By Sheryl Gay Stolberg, Abby Goodnough and Margot Sanger-Katz
The New York Times, January 28, 2021
President Biden, seeking to expand access to health care and strengthen the Affordable Care Act, used his executive authority Thursday to order the reopening of enrollment in the health law’s marketplaces and a re-examination of Trump administration policies that undermined protections for people with pre-existing medical conditions.
His aim, he said in a brief signing ceremony in the Oval Office, was to “undo the damage Trump has done.”
Mr. Biden’s first step is to reopen enrollment for health coverage offered through the federal marketplace created under the health law, also known as Obamacare. His intent is to offer coverage not only to those who lost it during the pandemic, but also to those who did not have insurance and now want it, according to a senior administration official who previewed the new policy during a conference call Thursday morning.

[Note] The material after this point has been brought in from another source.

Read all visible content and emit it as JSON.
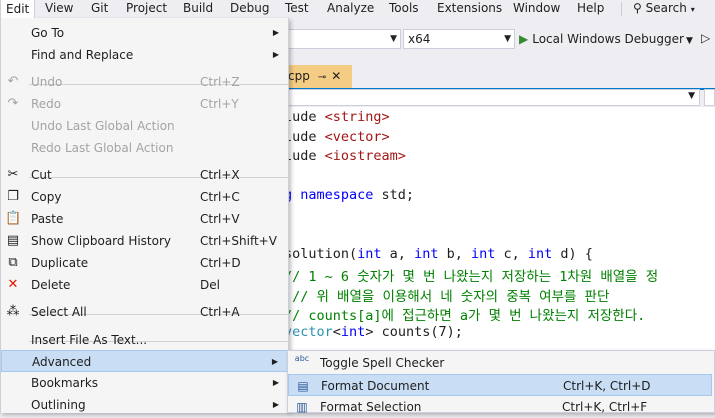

The so-called special enrollment period will run from Feb. 15 to May 15. The official said the reopening would be accompanied by the kind of robust patient outreach — including “paid advertising, direct outreach to consumers and partnerships” with community organizations and advocacy groups — that was abandoned by the Trump administration.
Mr. Biden’s actions take aim at a number of Mr. Trump’s policies. In 2018, citing complaints about the price of Obamacare coverage, the Trump administration issued a rule that extended the length of less expensive “short” term policies from three months to up to three years. Such policies do not have to cover pre-existing conditions and can exclude common benefits like maternity care, mental health care or prescription drugs. The former administration also made it easier for small businesses to band together and offer plans that escape some of the requirements of the Affordable Care Act. Mr. Biden has asked federal agencies to re-examine these rules, which could take months to undo.
Comment:
By Don McCanne, M.D.
Open the enrollment period. Plus undo a number of Mr. Trump’s policies. More of the same.
Tens of millions remain uninsured and tens of millions more are underinsured. We continue to waste hundreds of billions of dollars on private insurer-induced administrative excesses. Not a hint of what he might do about that. Instead, we’ll have many months to undo Trump’s policies so that we’ll be left with … what? The same old system that hasn’t been working for tens of millions of us.